Not all Mecha are created equal!

This site has seen a few recent walks down memory lane. Some comments on a previous entry brought up some old memories of a group I hadn't thought of in years. That group, more than anything, taught me many lessons on what NOT to do as a GM.

I ran Rifts for this group. I was a big fan of Palladium after having played Heroes Unlimited. I became more excited about Palladium because they were attempting to build a universal system; a system where one could play any genre without having to change rule sets. Later I would discover a product that did this much better: GURPS.

Rifts, for those that don't know, took the next step. Rifts brought all genres into one game. Sci-Fi Aliens and Demons existed next to Mutants with super powers, medieval warriors and Things Man Was Not Meant to Know. I was impressed with the concept. I bought all the books as I could afford them; I bought many of them for the art alone. It was impressive stuff.

What wasn't impressive was the game system. For all intents and purposes, Palladium was the first D20 game; it was a reworking of the AD&D game rules and, frankly, not a very good one. But, I didn't know it at the time. At the time the only other game I had played was D&D. So, Palladium seemed normal, simple, easy to understand.

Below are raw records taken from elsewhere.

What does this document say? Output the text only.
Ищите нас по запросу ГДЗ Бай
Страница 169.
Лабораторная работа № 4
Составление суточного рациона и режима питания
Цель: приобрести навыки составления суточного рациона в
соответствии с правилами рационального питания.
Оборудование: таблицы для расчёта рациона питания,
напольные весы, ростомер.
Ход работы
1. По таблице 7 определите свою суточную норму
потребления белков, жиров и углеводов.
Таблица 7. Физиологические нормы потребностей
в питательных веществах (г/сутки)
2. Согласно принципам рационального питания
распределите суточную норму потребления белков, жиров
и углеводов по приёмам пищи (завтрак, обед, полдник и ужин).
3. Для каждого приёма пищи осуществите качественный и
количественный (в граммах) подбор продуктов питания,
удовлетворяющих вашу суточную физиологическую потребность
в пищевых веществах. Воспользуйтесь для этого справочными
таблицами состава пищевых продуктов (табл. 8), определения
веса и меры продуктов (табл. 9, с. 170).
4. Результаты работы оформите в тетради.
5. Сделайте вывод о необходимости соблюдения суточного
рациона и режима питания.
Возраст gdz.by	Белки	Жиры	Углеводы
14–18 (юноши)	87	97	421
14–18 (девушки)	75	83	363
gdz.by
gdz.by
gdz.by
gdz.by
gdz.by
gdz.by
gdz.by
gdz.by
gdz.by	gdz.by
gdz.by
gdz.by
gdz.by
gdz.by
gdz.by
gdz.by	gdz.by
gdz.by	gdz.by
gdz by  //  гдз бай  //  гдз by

I got a group together and I began a game. I won't go into details of the game I put together, even though I am still impressed with myself for bits of it to this day. However, I would like to share some of the things I did wrong centered around one player.

I don't remember the guy's name. He was, as the rest of us were, a geek. Today, I would describe him as an "otaku" - he was very into anything Japanese. The guy was rail thin and tall, kept his hair long and bone straight. He wore only black. And, frequently, he walked around with a katana in his belt. He was quite a piece of work.

A member of the Rifts group was a friend of this Otaku and asked me if he could join. Sure, I said, no prob. The Otaku was of course interested in playing a Mecha Pilot from the Robotech game produced by Palladium. This was Rifts. A Mecha Pilot would fit right in, right? Wrong. My first mistake was not thinking "This character will have a huge war robot. No one else in the group is armed with a large war robot."

So, the Otaku rolled up his character and picked out a Mecha. His character arrived via one of the rifts local to the players. All was good.

I decided to make a challenge for the group. I sent in a mecha and two war robots. I honestly thought the group would take this threat without much trouble. My second mistake was not verifying this as fact. Had I bothered to read the Robotech book instead of just buying it and staring at the art, I would have seen that the best weapons in that game did half to a third of the damage done by Weapons in Rifts. And as to armor, well, there wasn't much!

So, most of the group went after the two war robots. The Otaku took the bait and went Mecha to Mecha. The shooting started, the Otaku got an early shot and hurt the mecha he was battling. A bit later, the bad mecha took his shot. I rolled for damage and gave the number to the Otaku. He looked at me in horror. I didn't understand what was wrong. He explained to me that the damage I just gave him was about double what was needed to destroy his mecha. Oops!

(Later, I bought the Rifts Conversion book. They state plainly that the mecha in Rifts were much tougher than the Robotech mecha. They recommended beefing up the numbers for the Robotech mecha to allow them to compete in Rifts. Wish I had this information sooner!!)

The Otaku made his roll and punched out of the mecha to relative safety. The rest of the party did its job and killed the other two war robots and I had the bad mecha retreat. However, when the dust settled, I had a mecha pilot without a mecha and all the replacement mecha were in another dimension!

So, the Mecha Pilot was running around without a mecha, which was frankly a bad deal for that character. The player, the Otaku, was a loud ass about the deal. He didn't take it in stride at all. I discovered as we went along that this was the core of this person: bitter, annoying, difficult to please. My third mistake was that I should have had some type of mecha fall into this character's hands. However, the guy was such a jerk, I remember thinking that maybe I didn't want him to have so much fire power. This was about the moment I looked at the rest of the group and realized my first mistake: no one else had a mecha.

Later, this and other issues brought this particular group to a screeching halt. But, the lessons I learned were: A) verify, don't assume, B) read the books, C) new players should come in at the same power as the current players, D) work around previously made mistakes.

There was some fun had in that group, but not as much as there could have been. There were a lot of battling egos and mine was not innocent. However, the lessons learned were valuable and I like to think I'm a better GM for having had that experience.